Sadly, I’m not sure the treatment of Stan Laurel was quite equal. This is very much a Strange Tale of Charlie Chaplin, with Stan Laurel as sidekick. Marsh-Reid reveals a real (and impressive) talent for physical comedy, but his performance always feels at one remove from Stan Laurel. His mimicry of Laurel’s mannerisms isn’t as accurate as Vitale’s, and the gentle naivety and innocence with which he imbues his character turns him into a foil for Chaplin (and for Oliver Hardy), rather than a more rounded character. It’s a strange contrast – Vitale plays a version of Chaplin very much informed by his off-screen persona, while Marsh-Reid plays Laurel as though he were a character in a Laurel and Hardy film.

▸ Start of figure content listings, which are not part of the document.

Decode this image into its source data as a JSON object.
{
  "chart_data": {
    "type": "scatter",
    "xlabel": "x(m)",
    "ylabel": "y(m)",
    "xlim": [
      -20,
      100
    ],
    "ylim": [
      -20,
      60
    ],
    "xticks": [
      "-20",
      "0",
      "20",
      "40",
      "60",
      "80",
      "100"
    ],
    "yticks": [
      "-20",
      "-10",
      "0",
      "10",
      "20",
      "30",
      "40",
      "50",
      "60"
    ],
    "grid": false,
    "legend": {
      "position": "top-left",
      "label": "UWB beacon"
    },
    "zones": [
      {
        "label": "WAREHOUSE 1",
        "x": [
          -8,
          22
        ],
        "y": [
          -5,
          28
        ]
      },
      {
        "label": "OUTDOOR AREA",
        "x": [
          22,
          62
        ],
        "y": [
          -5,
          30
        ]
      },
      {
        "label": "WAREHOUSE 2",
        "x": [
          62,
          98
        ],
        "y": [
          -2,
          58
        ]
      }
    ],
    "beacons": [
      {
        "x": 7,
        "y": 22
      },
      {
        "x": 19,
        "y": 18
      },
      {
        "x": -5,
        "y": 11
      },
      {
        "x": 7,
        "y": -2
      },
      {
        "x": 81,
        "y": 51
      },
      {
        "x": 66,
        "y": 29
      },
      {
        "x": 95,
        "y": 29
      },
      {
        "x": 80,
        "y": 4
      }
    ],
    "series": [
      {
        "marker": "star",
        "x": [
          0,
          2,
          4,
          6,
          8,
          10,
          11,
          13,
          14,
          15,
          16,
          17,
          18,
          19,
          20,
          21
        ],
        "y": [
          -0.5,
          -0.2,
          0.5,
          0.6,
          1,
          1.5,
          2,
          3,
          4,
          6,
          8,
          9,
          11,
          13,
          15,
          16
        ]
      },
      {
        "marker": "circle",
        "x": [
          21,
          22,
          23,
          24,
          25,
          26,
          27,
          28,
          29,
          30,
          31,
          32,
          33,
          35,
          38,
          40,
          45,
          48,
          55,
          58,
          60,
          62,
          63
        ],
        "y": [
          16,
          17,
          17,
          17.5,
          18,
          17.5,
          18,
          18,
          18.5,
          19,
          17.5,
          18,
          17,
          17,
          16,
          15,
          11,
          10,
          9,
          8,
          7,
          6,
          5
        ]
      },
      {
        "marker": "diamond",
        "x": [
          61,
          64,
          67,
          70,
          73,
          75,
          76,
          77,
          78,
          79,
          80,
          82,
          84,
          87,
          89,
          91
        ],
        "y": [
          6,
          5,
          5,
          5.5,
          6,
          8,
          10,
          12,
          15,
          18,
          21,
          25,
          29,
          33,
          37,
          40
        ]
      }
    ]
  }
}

Nevertheless, Marsh-Reid’s performance is enjoyable and engaging, and there’s a (very) weird sort of chemistry between the two main characters that culminates in a clog dance that is really rather difficult to describe!


Vitale and Marsh-Reid are joined on stage by Nick Haverson, who plays a number of roles including Fred Karno and (after an audience-pleaser of a transformation scene) Oliver Hardy. Haverson is beautifully versatile in his performances, and I particularly enjoyed his turn as Chaplin’s father. The other performer is Sara Alexander, who not only performs as Chaplin’s mother, but accompanies (almost) all the action on a piano at the edge of the stage, playing an original score by Zoe Rahman. It is very hard to criticize anything about the performances in this production, as I was blown away by the energy and execution – effected by Hunter’s direction. The actors didn’t miss a single mark – and given the nature of the set design and the physicality of their performances, we would have known about it if they had!


Overall, this is indeed a strange tale, signifying... something. It certainly isn’t factual or believable or logical, but it has a curious truth to it that’s really compelling. For me, the highlight was Vitale’s mesmerizing performance as Chaplin, but the whole production exudes a spirited joy that is an awful lot of fun to watch. I’d recommend seeing this one if you can.

The Strange Tale of Charlie Chaplin and Stan Laurel is on at HOME, Manchester until Saturday 8th February. It’s is currently touring the UK and Luxembourg.